Free Hanging Cable Analysis 1
This work used a collection of detailed environmental data to determine local flow conditions around an unsupported section of high voltage, subsea cable. A detailed structural analysis was subsequently carried out to assess the effect of the hydrodynamic forces on the free hanging cable span, principally with respect to fatigue failure of the lead alloy sheath and subsequent water ingress which could impair cable performance. The deflection of the cable under load, and the associate stresses and strains were used to assess the fatigue life of the cable and using DNV regulations cumulative damage was evaluated. Ultimately a fatigue damage rate and predict a service fatigue life for the lead sheath of the cable was generated.
Free Hanging Cable Analysis 2
In this situation a high voltage export cable had two considerable spans that had become exposed due to scour action. The length of exposed cable alters year upon year, and as such several scenarios required assessing for potential damage and overall predicted service life. The cable was located in shallow water and a strong tidal regime. The metocean data was analysed and the greatest forces calculated. These loads were applied to a range of free spans covering the extremes of the exposure noted in recent years and a fatigue damage rate and predict a service fatigue life for the lead sheath of the cable at each location. Assessment of whether remedial action, such as rock dumping, would be required was also considered.
Subsea Cable Stability Analysis
A new method of analyzing the stability of subsea cables was developed for assessment of cables being deployed in a strong tidal race. The method coupled fluid dynamic analysis with structural cable assessment to provide a holistic picture of the loads, and resulting displacements, for subsea cables in aggressive conditions. The method takes into account the sheltering effects of the natural bathymetry as well as the mechanical properties of the cable/seabed. The factor of safety is calculated along the cable route and compared to that prescribed by DNV. Any necessary remedial actions can then be assessed and quantified under extreme wave conditions in order to provide protection of the cable.

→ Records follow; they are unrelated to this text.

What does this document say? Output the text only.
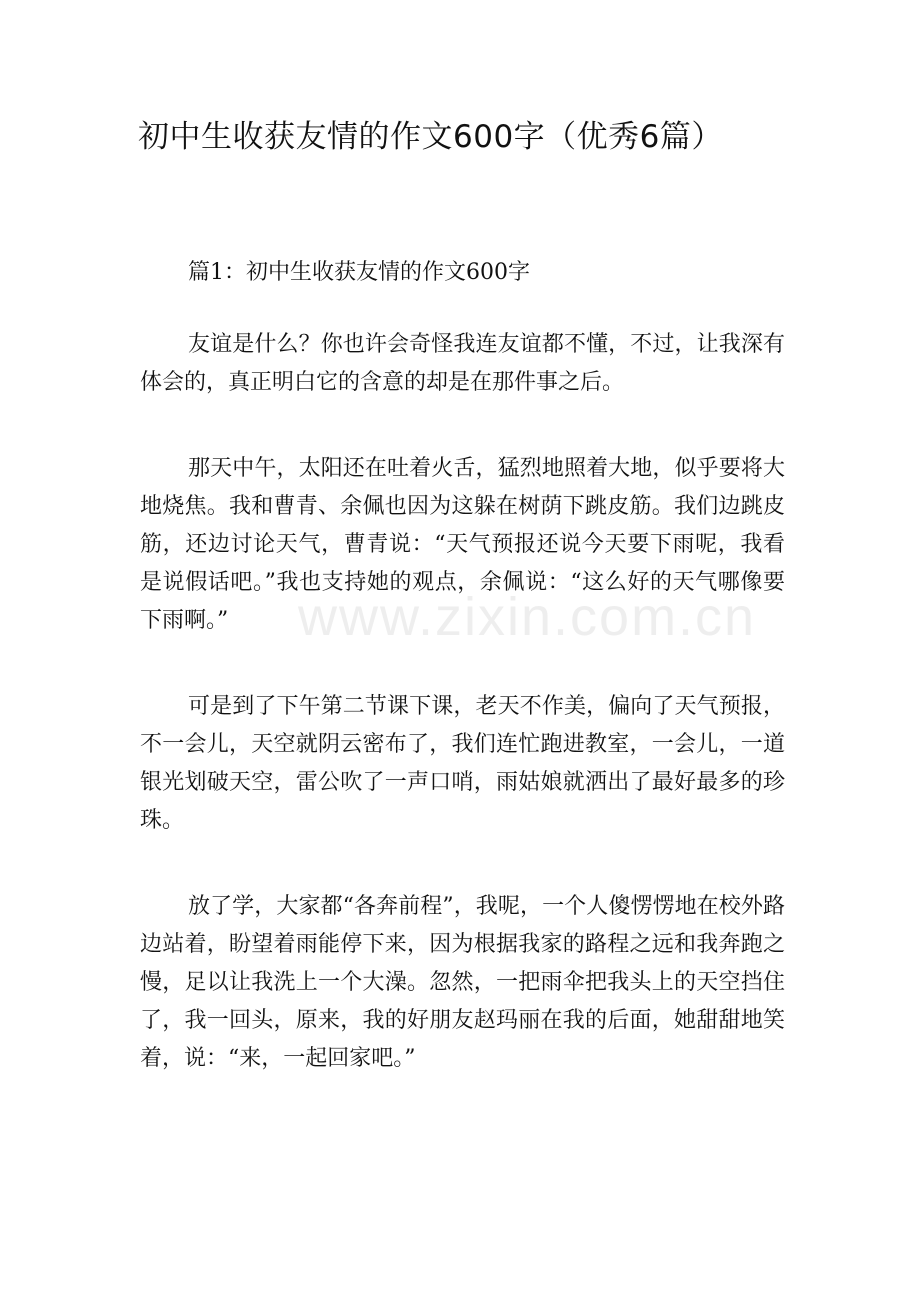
初中生收获友情的作文600字（优秀6篇）
篇1：初中生收获友情的作文600字

友谊是什么？你也许会奇怪我连友谊都不懂，不过，让我深有体会的，真正明白它的含意的却是在那件事之后。

那天中午，太阳还在吐着火舌，猛烈地照着大地，似乎要将大地烧焦。我和曹青、余佩也因为这躲在树荫下跳皮筋。我们边跳皮筋，还边讨论天气，曹青说：“天气预报还说今天要下雨呢，我看是说假话吧。”我也支持她的观点，余佩说：“这么好的天气哪像要下雨啊。”

可是到了下午第二节课下课，老天不作美，偏向了天气预报，不一会儿，天空就阴云密布了，我们连忙跑进教室，一会儿，一道银光划破天空，雷公吹了一声口哨，雨姑娘就洒出了最好最多的珍珠。

放了学，大家都“各奔前程”，我呢，一个人傻愣愣地在校外路边站着，盼望着雨能停下来，因为根据我家的路程之远和我奔跑之慢，足以让我洗上一个大澡。忽然，一把雨伞把我头上的天空挡住了，我一回头，原来，我的好朋友赵玛丽在我的后面，她甜甜地笑着，说：“来，一起回家吧。”

www.zixin.com.cn
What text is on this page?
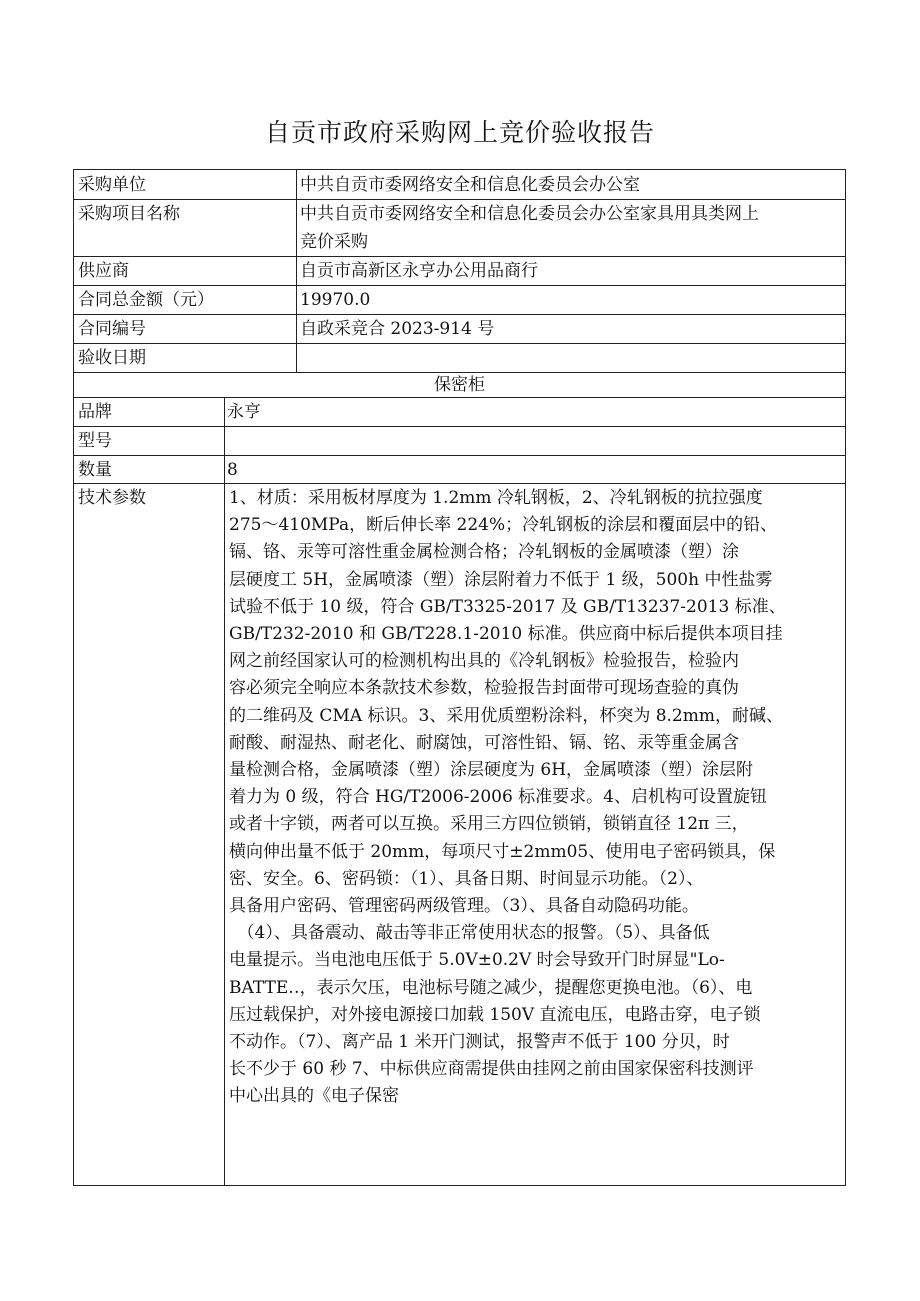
自贡市政府采购网上竞价验收报告
采购单位	中共自贡市委网络安全和信息化委员会办公室
采购项目名称	中共自贡市委网络安全和信息化委员会办公室家具用具类网上
竞价采购
供应商	自贡市高新区永亨办公用品商行
合同总金额（元）	19970.0
合同编号	自政采竞合 2023-914 号
验收日期
保密柜
品牌	永亨
型号
数量	8
技术参数	1、材质：采用板材厚度为 1.2mm 冷轧钢板，2、冷轧钢板的抗拉强度
275～410MPa，断后伸长率 224%；冷轧钢板的涂层和覆面层中的铅、
镉、铬、汞等可溶性重金属检测合格；冷轧钢板的金属喷漆（塑）涂
层硬度工 5H，金属喷漆（塑）涂层附着力不低于 1 级，500h 中性盐雾
试验不低于 10 级，符合 GB/T3325-2017 及 GB/T13237-2013 标准、
GB/T232-2010 和 GB/T228.1-2010 标准。供应商中标后提供本项目挂
网之前经国家认可的检测机构出具的《冷轧钢板》检验报告，检验内
容必须完全响应本条款技术参数，检验报告封面带可现场查验的真伪
的二维码及 CMA 标识。3、采用优质塑粉涂料，杯突为 8.2mm，耐碱、
耐酸、耐湿热、耐老化、耐腐蚀，可溶性铅、镉、铭、汞等重金属含
量检测合格，金属喷漆（塑）涂层硬度为 6H，金属喷漆（塑）涂层附
着力为 0 级，符合 HG/T2006-2006 标准要求。4、启机构可设置旋钮
或者十字锁，两者可以互换。采用三方四位锁销，锁销直径 12π 三，
横向伸出量不低于 20mm，每项尺寸±2mm05、使用电子密码锁具，保
密、安全。6、密码锁：（1）、具备日期、时间显示功能。（2）、
具备用户密码、管理密码两级管理。（3）、具备自动隐码功能。
　（4）、具备震动、敲击等非正常使用状态的报警。（5）、具备低
电量提示。当电池电压低于 5.0V±0.2V 时会导致开门时屏显"Lo-
BATTE‥，表示欠压，电池标号随之减少，提醒您更换电池。（6）、电
压过载保护，对外接电源接口加载 150V 直流电压，电路击穿，电子锁
不动作。（7）、离产品 1 米开门测试，报警声不低于 100 分贝，时
长不少于 60 秒 7、中标供应商需提供由挂网之前由国家保密科技测评
中心出具的《电子保密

Subsea Cable Installation Planning and Routing
This work involved a cable route desktop study for various project phases which studied to categorise different areas that would create different levels of shielding from waves and current along the cable route determined utilising the bathymetric features. A route was determined following the local features providing sheltering with regard to the tidal velocities observed on the cable.